Liebe/-r Experte/-in,
ich habe zwei Mietfragen und hoffe sehr, daß Sie mir helfen können.
Ich bin seit 12 Jahren Mieter in einem Mehrfamilien-Mietobjekt, welches durch eine Hausverwaltung verwaltet wird.
- Der Hausverwalter versucht seit Dez. 2011 für das Jahr 2009 gegen mich eine Betriebskostenabrechnung geltend zu machen, obwohl er das gesamte Mietobjekt für 2009 nicht abgerechnet hat. Keiner der anderen Mieter hat für dieses Jahr eine Betriebskostenabrechnung erhalten, ich selbst auch nicht. Alles, was er mir bisher übersandt hat, ist ein Kontrollabrechnungsblatt, was keine Betriebskostenabrechnung darstellt.
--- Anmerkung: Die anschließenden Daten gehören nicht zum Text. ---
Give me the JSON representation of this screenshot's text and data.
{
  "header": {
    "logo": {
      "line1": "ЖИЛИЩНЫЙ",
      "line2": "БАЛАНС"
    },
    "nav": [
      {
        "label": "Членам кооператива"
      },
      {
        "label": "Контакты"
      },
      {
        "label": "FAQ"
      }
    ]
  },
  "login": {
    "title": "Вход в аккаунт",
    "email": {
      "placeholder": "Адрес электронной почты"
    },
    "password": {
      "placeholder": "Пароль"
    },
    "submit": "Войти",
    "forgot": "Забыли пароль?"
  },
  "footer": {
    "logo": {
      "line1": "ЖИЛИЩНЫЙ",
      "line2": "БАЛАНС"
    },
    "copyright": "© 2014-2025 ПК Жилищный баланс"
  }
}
Gegenüber den anderen Mietern habe ich immer einen extrem hohen Verbrauch in jeder Hinsicht und somit auch erhebliche Nachzahlungen. Da sich die Hausverwaltung in erheblichen Zahlungsschwierigkeiten befindet (Reparaturen können nicht mehr ausgeführt werden, weil kein Geld da ist), habe ich nun den Verdacht, daß man sich mit meiner Einzelforderung sanieren möchte. Meinen bereits im Dez. eingelegten Widerspruch ignoriert man einfach und beharrt weiter auf den Ausgleich dieser Abrechnung, was ja keine Abrechnung ist. Außerdem hätte diese Abrechnung ja bereits bis 31.12.10 vorliegen müssen und muß m.E. zu einem späteren Zeitpunkt auch nicht mehr anerkannt werden.
Meine Frage ist nun, ob ein Vermieter eines Mehrfamilienhauses das Recht hat, lediglich eine einzelne Mietpartei abzurechnen. Ich bin der Ansicht, daß er das nicht darf (entweder rechnet er alle ab oder gar keinen) und schon gar nicht ohne Vorlage einer tatsächlich ordentlichen Abrechnung. Könnte man hier möglicherweise auch Betrug unterstellen?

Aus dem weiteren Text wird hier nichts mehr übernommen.